The creative material will be submitted entirely by undergraduates.

The group has applied to the USG for recognition as a student group, but the process of starting a new artistic organization is about much more than getting approved.

The student leaders of Alumbremos are drumming up support through Acción Puertoriqueña, the Chicano Caucus and even other universities.

Landrón has been contacting department heads at Harvard, Yale, the University of Pennsylvania, Columbia, NYU and Cornell to invite students there to submit.

"We've been getting the word out and seeing how people respond. We've gotten a lot of positive responses," she said.

Spanish literature is not a new interest for the founding students.

All four "miembros del consejo editorial" — editorial board members — have rich backgrounds reading and writing in Spanish.

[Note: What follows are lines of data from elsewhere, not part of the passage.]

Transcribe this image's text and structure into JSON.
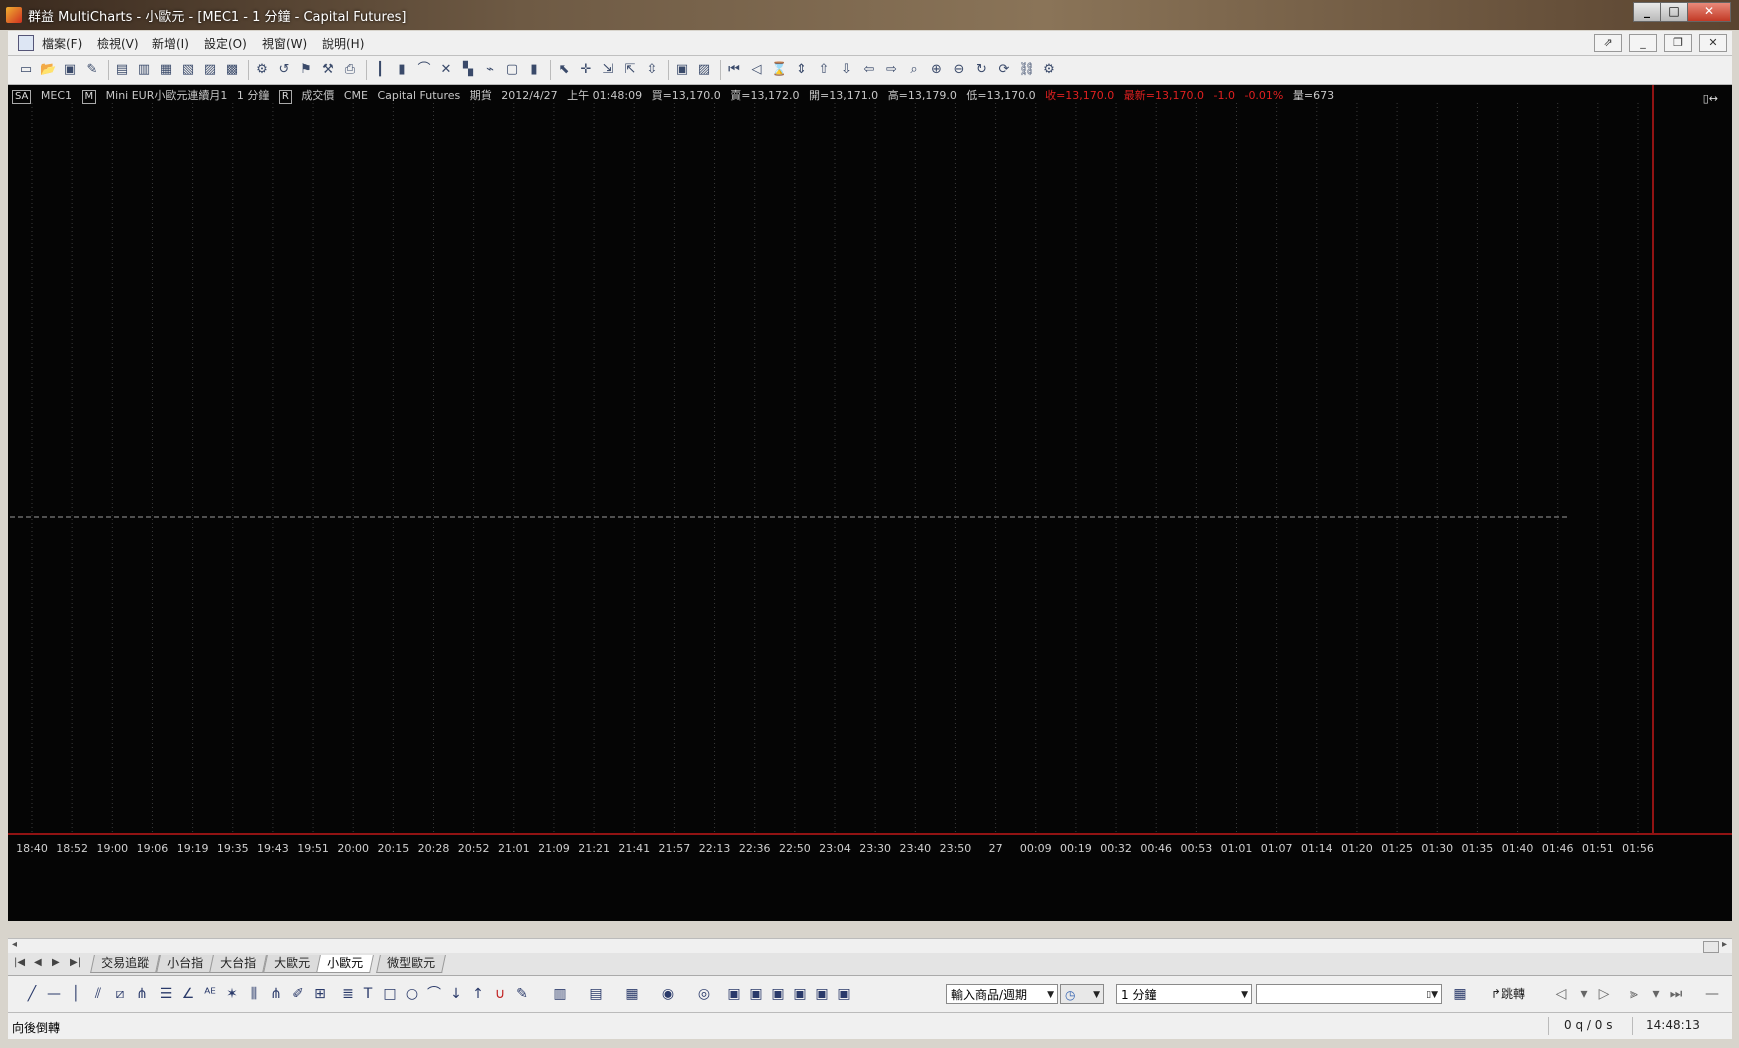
{
  "window": {
    "title": "群益 MultiCharts - 小歐元 - [MEC1 - 1 分鐘 - Capital Futures]",
    "min": "_",
    "max": "□",
    "close": "✕"
  },
  "menu": {
    "items": [
      "檔案(F)",
      "檢視(V)",
      "新增(I)",
      "設定(O)",
      "視窗(W)",
      "說明(H)"
    ],
    "mdi_buttons": [
      "⇗",
      "_",
      "❐",
      "✕"
    ]
  },
  "toolbar": {
    "icons": [
      "new-chart-icon",
      "open-icon",
      "save-icon",
      "edit-icon",
      "window1-icon",
      "window2-icon",
      "window3-icon",
      "window4-icon",
      "window5-icon",
      "window6-icon",
      "format-symbol-icon",
      "link-icon",
      "indicator-icon",
      "strategy-icon",
      "print-icon",
      "bar-icon",
      "candle-icon",
      "line-icon",
      "point-figure-icon",
      "renko-icon",
      "kagi-icon",
      "box-icon",
      "volume-icon",
      "pointer-icon",
      "crosshair-icon",
      "drag-zoom-icon",
      "drag-pan-icon",
      "drag-scroll-icon",
      "snapshot-icon",
      "image-icon",
      "first-bar-icon",
      "prev-bar-icon",
      "scale-icon",
      "expand-icon",
      "up-icon",
      "down-icon",
      "left-icon",
      "right-icon",
      "zoom-icon",
      "zoom-in-icon",
      "zoom-out-icon",
      "refresh-icon",
      "sync-icon",
      "link2-icon",
      "settings-icon"
    ]
  },
  "chart": {
    "mode_box": "SA",
    "symbol": "MEC1",
    "m_box": "M",
    "description": "Mini EUR小歐元連續月1",
    "interval": "1 分鐘",
    "r_box": "R",
    "field": "成交價",
    "exchange": "CME",
    "broker": "Capital Futures",
    "category": "期貨",
    "date": "2012/4/27",
    "time": "上午 01:48:09",
    "bid": "買=13,170.0",
    "ask": "賣=13,172.0",
    "open": "開=13,171.0",
    "high": "高=13,179.0",
    "low": "低=13,170.0",
    "close": "收=13,170.0",
    "last": "最新=13,170.0",
    "change": "-1.0",
    "change_pct": "-0.01%",
    "volume": "量=673",
    "xaxis_labels": [
      "18:40",
      "18:52",
      "19:00",
      "19:06",
      "19:19",
      "19:35",
      "19:43",
      "19:51",
      "20:00",
      "20:15",
      "20:28",
      "20:52",
      "21:01",
      "21:09",
      "21:21",
      "21:41",
      "21:57",
      "22:13",
      "22:36",
      "22:50",
      "23:04",
      "23:30",
      "23:40",
      "23:50",
      "27",
      "00:09",
      "00:19",
      "00:32",
      "00:46",
      "00:53",
      "01:01",
      "01:07",
      "01:14",
      "01:20",
      "01:25",
      "01:30",
      "01:35",
      "01:40",
      "01:46",
      "01:51",
      "01:56"
    ],
    "colors": {
      "background": "#050505",
      "grid": "#3a3a3a",
      "red_line": "#c01818",
      "dashed": "#9a9a9a",
      "red_text": "#e02020"
    }
  },
  "tabs": {
    "items": [
      "交易追蹤",
      "小台指",
      "大台指",
      "大歐元",
      "小歐元",
      "微型歐元"
    ],
    "active_index": 4,
    "nav": [
      "|◀",
      "◀",
      "▶",
      "▶|"
    ]
  },
  "drawbar": {
    "symbol_combo": "輸入商品/週期",
    "interval_combo": "1 分鐘",
    "search_value": "",
    "jump_label": "跳轉"
  },
  "status": {
    "left_text": "向後倒轉",
    "queue": "0 q / 0 s",
    "clock": "14:48:13"
  }
}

Peña and Landrón grew up in Spanish-speaking homes, and McCutcheon grew up bilingual. Woodman-Maynard is a Spanish-Portuguese major, and studied abroad for a year in Buenos Aires.

"Spanish has become really important for me, [not only] as a object of study, but also as a way to approach literature," Woodman-Maynard said.

Peña said the difference between writing in Spanish and in English comes down to audience.

"It's more of a question of whom I'm trying to convey these ideas to. That's why I think the lack of a Spanish literary magazine is really regrettable, because there are ideas that cannot be expressed in the 'Nassau Literary Review.' There's an audience not being reached," he said.

All four editors are excited about the magazine's prospects.

"I hope that in the future it grows to be such an important part of Princeton extracurricular culture that people are proud of being published there," Landrón said.

Woodman-Maynard shared a similar sentiment. "I hope we can get people to see the importance of Spanish as language, not only to . . . recent immigrants, but as a language with such a deep literary tradition," she said.

McCutcheon had a more simple request. "We really hope people will be as excited about it as we are," he said.